The Australian dollar has fallen from 81 US cents at the start of 2018 to below 72 US cents recently
The Australian dollar has fallen from 81 US cents at the start of 2018 to below 72 US cents recently (with a few hiccups along the way). A lower dollar is bad news if you’re planning a trip to the United States, but what does it mean for the rest of us?
Well, it really depends. A lower dollar is good news for Australian companies selling goods and services overseas because it gives them a price advantage against global competitors. However, it’s not so good news for importers because they will pay more for goods made overseas. That means higher prices for consumers and higher inflation.
There are two sides to every story and that’s especially the case for exchange rates between pairs of currencies – the Aussie dollar’s fall is also the story of the greenback’s rise.
So, what’s driving the Aussie dollar?
“The US dollar is stronger than we thought, commodity prices and China’s economic growth are weaker than we thought, and US interest rates keep going up,” explains Joseph Capurso, Director of FX Strategy and International Economics at CommBank.
CommBank recently reduced its forecast for the Australian dollar to 72 US cents by December 2018 and 75 US cents by December 2019 for four main reasons:
1. The US Dollar is rising against most currencies
“The US economy is in strong shape, inflation is on target at 2%, its labour market is strong, the equity market is strong and tax cuts have resulted in US multinationals bringing money back to America,” says Capurso.
2. Commodity prices have been falling
A slight softening in global economic growth and escalating trade tensions will reduce demand for commodities. As a result, Australia’s terms of trade – the value of our exports minus imports – could drift lower over the next few years.
“The Australian dollar trades as a commodity currency so it has followed commodity prices lower,” explains Capurso.
3. China’s growth is slowing
“Part of the reason for falling commodity prices (and the lower Australian dollar) is that China’s economy is softening faster than we thought,” says Capurso.

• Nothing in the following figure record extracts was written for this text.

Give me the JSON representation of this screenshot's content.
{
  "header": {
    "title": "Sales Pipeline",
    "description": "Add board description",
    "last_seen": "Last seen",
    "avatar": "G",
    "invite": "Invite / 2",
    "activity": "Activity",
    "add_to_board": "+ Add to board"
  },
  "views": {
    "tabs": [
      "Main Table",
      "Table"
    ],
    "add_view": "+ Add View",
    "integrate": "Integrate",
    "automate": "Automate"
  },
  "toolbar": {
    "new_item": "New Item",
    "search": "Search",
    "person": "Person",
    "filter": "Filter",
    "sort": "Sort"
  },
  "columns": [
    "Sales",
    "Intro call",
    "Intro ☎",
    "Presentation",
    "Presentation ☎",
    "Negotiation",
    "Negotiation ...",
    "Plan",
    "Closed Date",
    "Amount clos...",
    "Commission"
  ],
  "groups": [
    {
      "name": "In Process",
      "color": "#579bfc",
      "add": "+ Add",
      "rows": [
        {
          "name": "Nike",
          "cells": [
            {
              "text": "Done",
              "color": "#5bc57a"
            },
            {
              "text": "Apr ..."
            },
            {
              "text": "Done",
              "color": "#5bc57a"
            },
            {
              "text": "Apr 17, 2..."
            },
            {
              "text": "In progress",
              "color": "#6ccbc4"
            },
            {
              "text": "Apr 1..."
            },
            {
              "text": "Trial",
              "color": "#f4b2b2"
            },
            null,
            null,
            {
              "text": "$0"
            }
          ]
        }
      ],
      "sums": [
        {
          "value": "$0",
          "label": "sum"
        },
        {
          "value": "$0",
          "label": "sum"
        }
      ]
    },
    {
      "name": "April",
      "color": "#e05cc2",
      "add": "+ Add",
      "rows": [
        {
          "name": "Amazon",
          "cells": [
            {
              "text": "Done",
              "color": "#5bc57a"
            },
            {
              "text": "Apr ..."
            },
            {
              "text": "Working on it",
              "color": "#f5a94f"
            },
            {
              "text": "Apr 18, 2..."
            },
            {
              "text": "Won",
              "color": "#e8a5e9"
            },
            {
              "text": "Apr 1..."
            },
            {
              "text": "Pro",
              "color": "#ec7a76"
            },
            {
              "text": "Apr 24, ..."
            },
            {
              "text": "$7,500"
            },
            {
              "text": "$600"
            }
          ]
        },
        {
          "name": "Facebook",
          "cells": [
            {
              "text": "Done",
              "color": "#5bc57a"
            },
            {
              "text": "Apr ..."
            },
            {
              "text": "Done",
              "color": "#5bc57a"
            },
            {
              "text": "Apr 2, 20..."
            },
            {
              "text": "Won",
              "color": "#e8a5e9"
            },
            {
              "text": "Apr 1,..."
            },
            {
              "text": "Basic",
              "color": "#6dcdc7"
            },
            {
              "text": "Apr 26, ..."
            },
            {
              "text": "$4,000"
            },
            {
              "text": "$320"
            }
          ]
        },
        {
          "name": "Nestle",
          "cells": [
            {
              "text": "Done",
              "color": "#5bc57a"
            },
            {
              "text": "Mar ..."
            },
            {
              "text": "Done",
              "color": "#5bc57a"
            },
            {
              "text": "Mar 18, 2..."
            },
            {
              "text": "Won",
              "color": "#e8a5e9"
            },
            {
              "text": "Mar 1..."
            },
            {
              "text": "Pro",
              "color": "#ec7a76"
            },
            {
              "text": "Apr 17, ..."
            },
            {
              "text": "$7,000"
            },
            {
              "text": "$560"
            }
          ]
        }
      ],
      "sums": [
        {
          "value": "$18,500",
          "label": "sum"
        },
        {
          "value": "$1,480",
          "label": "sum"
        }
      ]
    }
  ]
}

Falling Chinese interest rates and a depreciating currency are putting downward pressure on other Asian currencies – including ours – to remain competitive.
4. The widening interest rate gap
The US Federal Reserve has been lifting interest rates since 2015, from near zero to a range of 1.75–2.0%, with further increases pencilled in for the remainder of this year and 2019. The return to more ‘normal’ rates is due to solid growth in the US economy and unemployment hovering below 4%.
By comparison, Australia’s official cash rate has fallen over the same period and sits at an historic low of 1.5%. The next move is likely to be up, but not until there are clearer signs of economic growth.“We think the Reserve Bank will delay lifting rates until November next year,” says Capurso.
Higher US interest rates relative to Australia makes the US a more attractive destination for yield-seeking investors. As foreign money flows into the US market, demand for the US dollar increases and its value rises.
The Australian dollar against other foreign currencies
While the Australian dollar’s slide against the greenback grabs all the attention, it hasn’t moved nearly as much against other currencies. Against a basket of foreign currencies, tracked by the trade weighted index (TWI), the Aussie dollar has eased around 3.5% this year, compared with a fall of more than 7% against the greenback.
Currency markets are notoriously difficult to predict, but even if the Aussie dollar has further to fall it would provide a welcome boost to our famers, manufacturers and miners.